7 BUMN Dapat PMN Rp23,65 Triliun, DPR Ingatkan Jangan Digunakan Bayar Utang

Antara ยท Rabu, 15 Juli 2020 - 22:37 WIB
7 BUMN Dapat PMN Rp23,65 Triliun, DPR Ingatkan Jangan Digunakan Bayar Utang

DPR mengingatkan tujuh BUMN agar Penyertaan Modal Negara (PMN) tidak digunakan untuk membayar utang. (Foto: Okezone)

JAKARTA, iNews.id - Komisi VI DPR telah menyetujui pemberian Penyertaan Modal Negara (PMN) untuk tujuh perusahaan BUMN sebesar Rp23,65 triliun. DPR mengingatkan agar dana tersebut tidak digunakan untuk membayar utang.

Wakil Ketua Komisi VI DPR Aria Bima menyatakan pihaknya menyetujui PMN kepada BUMN-BUMN pada tahun anggaran 2020 dengan beberapa catatan. Pertama, merekomendasikan kepada Menteri BUMN untuk meningkatkan pembinaan kepada BUMN penerima PMN guna memenuhi pengaturan dan tata kelola keuangan yang baik sesuai ketentuan dan peraturan perundang-undangan.

"PMN tidak digunakan untuk membayar utang perusahaan penerima PMN," ujar Aria saat membacakan kesimpulan hasil rapat kerja Menteri BUMN Erick Thohir dengan Komisi VI DPR di Jakarta, Rabu (15/7/2020).

Selain itu, dia menyebutkan BUMN penerima PMN harus menerapkan prinsip tata kelola korporasi yang bersih dan baik atau good corporate governance (GCG).

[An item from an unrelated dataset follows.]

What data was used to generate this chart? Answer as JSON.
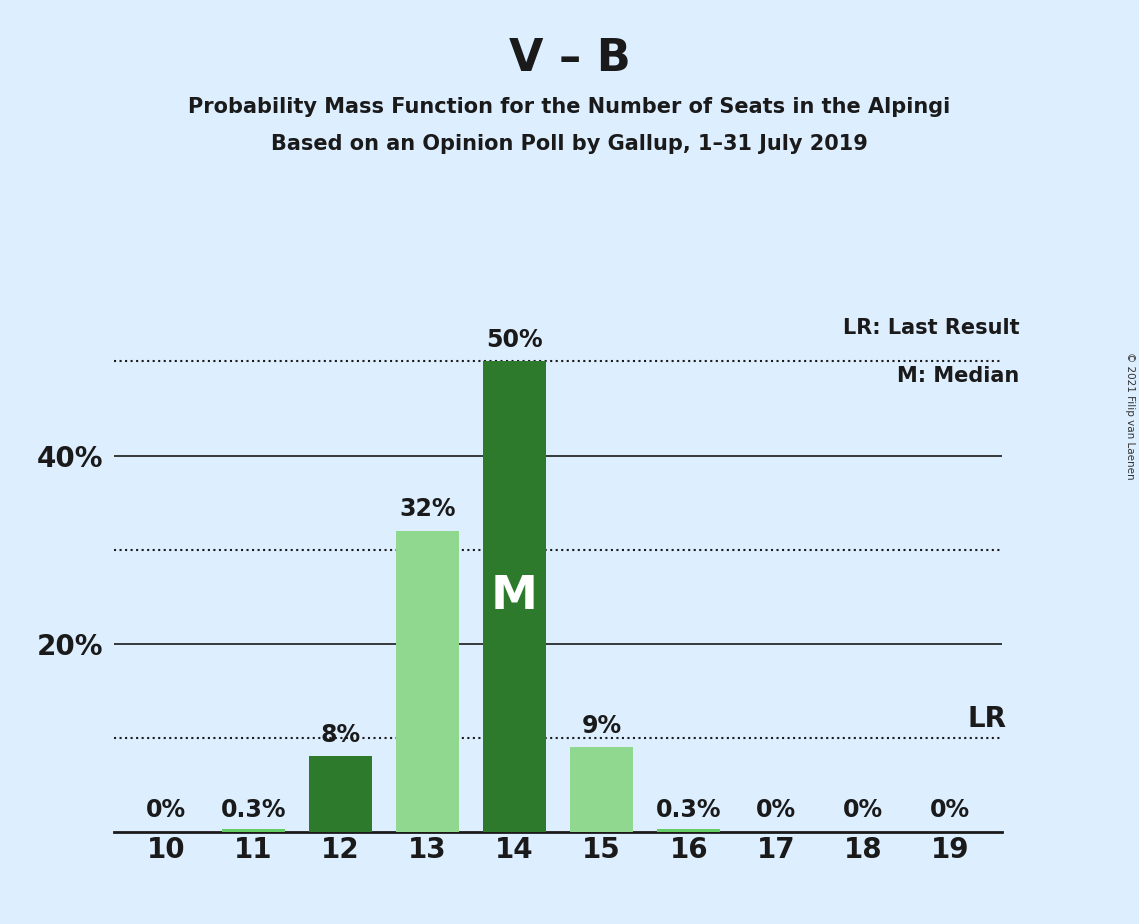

Dalam rapat kerja tersebut, Komisi VI DPR RI menyetujui pemberian PMN dengan total sebesar Rp23,65 triliun kepada tujuh perusahaan BUMN.

Ketujuh BUMN yang memperoleh dana PMN tersebut, adalah PT Hutama Karya sebesar Rp7,5 triliun, PT Permodalan Nasional Madani (PNM) sebesar Rp1,5 triliun, PT Pengembangan Pariwisata Indonesia atau ITDC sebesar Rp500 miliar, PT Bahana Pembinaan Usaha Indonesia sebesar Rp6 triliun.

Selanjutnya, PT Perkebunan Nusantara mendapatkan PMN sebesar Rp4 triliun, Perum Perumnas Rp650 miliar, dan PT Kereta Api Indonesia Rp3,5 triliun.

Beberapa BUMN penerima PMN, seperti PT Hutama Karya akan menggunakan dana PMN tersebut untuk pembiayaan jalan tol Trans Sumatera. Sementara PT PNM berencana menggunakan dana PMN untuik menjaga keberlangsungan program Mekaar khusus kelompok wanita pra-sejahtera.

Adapun Bahana akan menggunakan dana PMN bagi upaya meningkatkan kapasitas penjaminan Kredit Usaha Rakyat (KUR) melalui penguatan modal pada PT Askrindo (UMKM dan KUR) dan PT Jamkrindo, untuk pemulihan pelaku usaha yang terkendala dampak Covid-19 sesuai dengan penugasan dari pemerintah dalam rangka Program Pemulihan Ekonomi Nasional.